A security researcher has found several vulnerabilities in the popular open-source Horde web email software that allow hackers to near-invisibly steal the contents of a victim’s inbox.
Horde is one of the most popular free and open-source web email systems available. It’s built and maintained by a core team of developers, with contributions from the wider open-source community. It’s used by universities, libraries, and many web hosting providers as the default email client.

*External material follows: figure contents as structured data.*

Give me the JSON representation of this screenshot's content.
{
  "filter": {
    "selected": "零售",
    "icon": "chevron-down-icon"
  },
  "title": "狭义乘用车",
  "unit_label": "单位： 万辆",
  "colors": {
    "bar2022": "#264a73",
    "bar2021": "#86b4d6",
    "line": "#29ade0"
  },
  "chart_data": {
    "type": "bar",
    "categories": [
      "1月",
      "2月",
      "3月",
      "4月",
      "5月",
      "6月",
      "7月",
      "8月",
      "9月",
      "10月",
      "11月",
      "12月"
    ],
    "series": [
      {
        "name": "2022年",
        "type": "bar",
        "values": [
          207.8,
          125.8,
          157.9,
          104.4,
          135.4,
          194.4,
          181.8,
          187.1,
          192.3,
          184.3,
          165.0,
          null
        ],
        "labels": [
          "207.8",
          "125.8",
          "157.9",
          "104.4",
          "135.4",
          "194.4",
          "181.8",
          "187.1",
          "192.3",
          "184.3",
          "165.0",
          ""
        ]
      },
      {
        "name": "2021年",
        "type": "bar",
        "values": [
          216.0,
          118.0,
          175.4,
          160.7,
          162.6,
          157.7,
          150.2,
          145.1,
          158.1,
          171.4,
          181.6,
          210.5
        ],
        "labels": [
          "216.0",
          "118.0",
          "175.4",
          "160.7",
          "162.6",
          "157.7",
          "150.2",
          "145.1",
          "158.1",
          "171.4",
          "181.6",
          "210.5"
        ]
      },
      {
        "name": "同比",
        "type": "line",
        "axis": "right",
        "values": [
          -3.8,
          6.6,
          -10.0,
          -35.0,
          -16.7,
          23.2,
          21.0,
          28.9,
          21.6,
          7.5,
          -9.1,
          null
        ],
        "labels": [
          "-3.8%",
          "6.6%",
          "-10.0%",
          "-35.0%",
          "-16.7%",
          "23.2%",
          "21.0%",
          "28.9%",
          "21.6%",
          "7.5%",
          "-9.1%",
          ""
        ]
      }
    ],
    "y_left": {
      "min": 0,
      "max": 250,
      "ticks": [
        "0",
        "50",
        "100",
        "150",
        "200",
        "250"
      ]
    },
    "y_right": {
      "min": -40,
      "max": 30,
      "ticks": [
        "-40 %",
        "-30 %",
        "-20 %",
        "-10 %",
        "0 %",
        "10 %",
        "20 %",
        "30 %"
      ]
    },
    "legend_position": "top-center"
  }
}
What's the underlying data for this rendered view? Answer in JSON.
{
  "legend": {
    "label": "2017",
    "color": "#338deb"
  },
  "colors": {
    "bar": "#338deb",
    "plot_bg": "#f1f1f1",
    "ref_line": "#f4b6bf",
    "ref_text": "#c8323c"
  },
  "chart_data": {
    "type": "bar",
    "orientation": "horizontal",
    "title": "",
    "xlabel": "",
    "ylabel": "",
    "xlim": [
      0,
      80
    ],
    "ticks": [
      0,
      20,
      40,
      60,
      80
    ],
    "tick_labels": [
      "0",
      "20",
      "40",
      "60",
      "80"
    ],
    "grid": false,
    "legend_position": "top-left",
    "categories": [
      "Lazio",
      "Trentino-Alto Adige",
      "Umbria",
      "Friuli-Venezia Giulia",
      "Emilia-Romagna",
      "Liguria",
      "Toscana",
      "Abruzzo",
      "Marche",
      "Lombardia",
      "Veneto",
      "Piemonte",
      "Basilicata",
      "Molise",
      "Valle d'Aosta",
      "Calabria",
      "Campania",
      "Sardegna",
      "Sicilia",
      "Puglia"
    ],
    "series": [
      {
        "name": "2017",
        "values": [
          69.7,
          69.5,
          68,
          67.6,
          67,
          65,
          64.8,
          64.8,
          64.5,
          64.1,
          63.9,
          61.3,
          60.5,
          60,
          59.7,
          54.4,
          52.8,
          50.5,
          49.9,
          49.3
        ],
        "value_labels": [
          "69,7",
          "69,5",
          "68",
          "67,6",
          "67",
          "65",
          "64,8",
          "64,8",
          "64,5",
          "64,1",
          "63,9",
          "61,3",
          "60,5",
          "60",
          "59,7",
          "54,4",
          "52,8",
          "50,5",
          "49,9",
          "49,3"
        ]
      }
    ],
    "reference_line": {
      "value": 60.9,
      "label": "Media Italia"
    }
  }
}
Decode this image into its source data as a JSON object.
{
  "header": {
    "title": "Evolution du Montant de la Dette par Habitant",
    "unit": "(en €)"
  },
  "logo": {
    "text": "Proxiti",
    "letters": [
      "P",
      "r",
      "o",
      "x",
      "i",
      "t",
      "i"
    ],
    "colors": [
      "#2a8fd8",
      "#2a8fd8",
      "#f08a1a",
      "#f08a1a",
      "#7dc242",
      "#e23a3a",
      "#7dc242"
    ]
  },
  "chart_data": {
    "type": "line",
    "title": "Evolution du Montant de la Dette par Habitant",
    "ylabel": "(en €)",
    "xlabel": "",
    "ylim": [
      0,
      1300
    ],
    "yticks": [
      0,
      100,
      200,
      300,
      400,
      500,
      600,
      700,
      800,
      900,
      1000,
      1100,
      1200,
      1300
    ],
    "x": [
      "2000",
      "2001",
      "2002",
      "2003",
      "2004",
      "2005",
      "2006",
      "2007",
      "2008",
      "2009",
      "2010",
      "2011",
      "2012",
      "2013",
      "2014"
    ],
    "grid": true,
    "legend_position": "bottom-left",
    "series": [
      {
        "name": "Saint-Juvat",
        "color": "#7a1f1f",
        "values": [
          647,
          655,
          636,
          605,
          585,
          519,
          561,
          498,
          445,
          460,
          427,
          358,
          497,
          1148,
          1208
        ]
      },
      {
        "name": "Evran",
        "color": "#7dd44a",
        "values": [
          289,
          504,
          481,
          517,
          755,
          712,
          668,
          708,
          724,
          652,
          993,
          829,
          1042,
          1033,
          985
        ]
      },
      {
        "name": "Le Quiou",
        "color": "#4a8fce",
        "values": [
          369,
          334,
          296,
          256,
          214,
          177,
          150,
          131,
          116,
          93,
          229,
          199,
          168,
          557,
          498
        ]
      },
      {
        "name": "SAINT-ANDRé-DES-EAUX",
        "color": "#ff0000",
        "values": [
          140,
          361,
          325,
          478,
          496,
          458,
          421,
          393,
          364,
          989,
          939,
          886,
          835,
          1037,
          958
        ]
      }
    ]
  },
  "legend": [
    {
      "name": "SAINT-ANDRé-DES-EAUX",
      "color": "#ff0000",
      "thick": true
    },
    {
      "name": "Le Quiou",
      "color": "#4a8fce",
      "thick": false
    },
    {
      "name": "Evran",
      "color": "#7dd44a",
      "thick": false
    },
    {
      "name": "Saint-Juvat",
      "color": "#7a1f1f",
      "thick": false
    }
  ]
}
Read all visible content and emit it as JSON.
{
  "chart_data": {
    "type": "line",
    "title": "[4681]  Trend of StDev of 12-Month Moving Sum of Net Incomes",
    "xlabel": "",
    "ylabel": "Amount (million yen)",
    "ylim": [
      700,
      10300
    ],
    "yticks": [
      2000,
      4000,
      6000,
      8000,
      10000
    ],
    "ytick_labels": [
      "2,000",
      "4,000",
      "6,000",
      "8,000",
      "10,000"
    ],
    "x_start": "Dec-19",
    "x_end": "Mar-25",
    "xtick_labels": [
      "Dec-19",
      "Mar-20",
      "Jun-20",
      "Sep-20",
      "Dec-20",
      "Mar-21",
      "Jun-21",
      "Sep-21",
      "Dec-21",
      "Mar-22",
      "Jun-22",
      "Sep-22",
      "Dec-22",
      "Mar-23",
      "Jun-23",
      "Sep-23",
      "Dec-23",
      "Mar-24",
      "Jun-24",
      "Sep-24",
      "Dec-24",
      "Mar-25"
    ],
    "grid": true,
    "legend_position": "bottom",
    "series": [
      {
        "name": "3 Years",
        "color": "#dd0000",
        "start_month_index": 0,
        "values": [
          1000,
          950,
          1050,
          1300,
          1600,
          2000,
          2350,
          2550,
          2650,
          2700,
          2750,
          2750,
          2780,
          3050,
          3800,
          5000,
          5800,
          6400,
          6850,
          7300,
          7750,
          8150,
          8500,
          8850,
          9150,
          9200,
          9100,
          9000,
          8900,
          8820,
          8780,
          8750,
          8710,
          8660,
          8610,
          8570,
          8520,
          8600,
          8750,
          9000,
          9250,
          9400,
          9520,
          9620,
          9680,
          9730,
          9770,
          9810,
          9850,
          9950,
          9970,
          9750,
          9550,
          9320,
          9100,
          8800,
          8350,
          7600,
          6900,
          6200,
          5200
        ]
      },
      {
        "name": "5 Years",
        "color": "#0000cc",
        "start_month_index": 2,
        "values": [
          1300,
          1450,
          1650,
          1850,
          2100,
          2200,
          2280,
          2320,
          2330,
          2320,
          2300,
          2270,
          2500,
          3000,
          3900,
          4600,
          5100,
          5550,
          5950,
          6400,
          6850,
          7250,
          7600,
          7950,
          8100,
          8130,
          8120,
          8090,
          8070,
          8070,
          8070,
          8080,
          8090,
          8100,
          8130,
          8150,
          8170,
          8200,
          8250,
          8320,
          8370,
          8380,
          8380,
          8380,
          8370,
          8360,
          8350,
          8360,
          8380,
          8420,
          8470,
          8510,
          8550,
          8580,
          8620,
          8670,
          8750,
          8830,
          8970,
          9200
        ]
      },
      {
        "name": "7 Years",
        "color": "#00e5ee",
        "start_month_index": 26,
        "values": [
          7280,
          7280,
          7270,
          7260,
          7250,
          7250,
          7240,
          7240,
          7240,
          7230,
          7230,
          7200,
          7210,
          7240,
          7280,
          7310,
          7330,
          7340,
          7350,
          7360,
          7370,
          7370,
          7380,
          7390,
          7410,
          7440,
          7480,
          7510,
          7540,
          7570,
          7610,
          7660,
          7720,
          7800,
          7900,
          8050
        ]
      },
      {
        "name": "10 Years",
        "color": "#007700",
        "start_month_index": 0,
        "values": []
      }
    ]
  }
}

Numan Ozdemir disclosed his vulnerabilities to Horde in May. An attacker can scrape and download a victim’s entire inbox by tricking them into clicking a malicious link in an email.
Once clicked, the inbox is downloaded to the attacker’s server.
But the researcher did not hear back from the Horde community. Security researchers typically give organizations three months to fix flaws before they are publicly disclosed.
NIST, the government department that maintains the national vulnerability database, said this week that the flaws pose a “high” security risk to users.
Ozdemir said some — though not all — of the vulnerabilities were recently fixed in the latest Horde webmail version. But the Horde community has not publicly acknowledged the vulnerability — or that users of earlier versions of the webmail are still vulnerable.
“It is really very easy to steal people’s email,” he told TechCrunch.
His bug report filed with Horde remains open at the time of writing. We emailed Horde several times, but did not hear back until after publication. Jan Schneider, a core developer on the project, said the vulnerabilities “have indeed been fixed, won’t be fixed, or didn’t even exist anymore at the time of the reporting.”